WCBA - Richard Sheirer on Lessons for Leaders from 9/11

Richard SheirerAt the World Congress for Business Analysts (WCBA) in Disneyland today, Richard Sheirer from Guilani Partners shared lessons learned from 9/11.  Richard was the director of New York City’s Office of Emergency Management (OEM) at the time of the crisis. 

His message was that there are similarities between the business community and public safety.  He stated that planning, preparing, practicing and execution are as important in public sector as in the business sector.  In addition, communication is the key to success during a crisis.

In terms of practicing, Richard noted that simulating events is critical and that NYC held drills and simulations for many different potential castastrophes - and that practice was critical to their response on 9/11.

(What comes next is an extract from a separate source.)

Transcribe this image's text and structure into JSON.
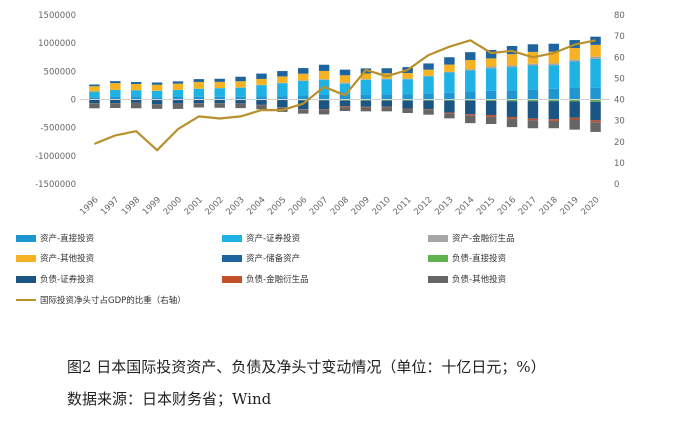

Before concluding with a photo montage from Ground Zero, Richard highlighted 10 lessons from the events of 2001:

  1. think the unthinkable
  2. factor in for Murphy’s Law
  3. appreciate that catastrophic events don’t recognize turf
  4. accept policies over reason/science
  5. be prepared for the knucklehead factor
  6. value and encourage strong leadership 
  7. rely on your frames of reference
  8. appreciate the need for redundancy and think outside the box
  9. recognize the importance of communication
  10. commit to relentless preparation and practice

Richard wrapped up by saying that America and American companies are and will continue to be major terrorist targets - they will likely strike something unlikely and we can never let our guard down.  Natural disasters like Katrina and the Southern California wildfires will pose greater threats.  Finally, planning, preparation, and practice contributes to prevention.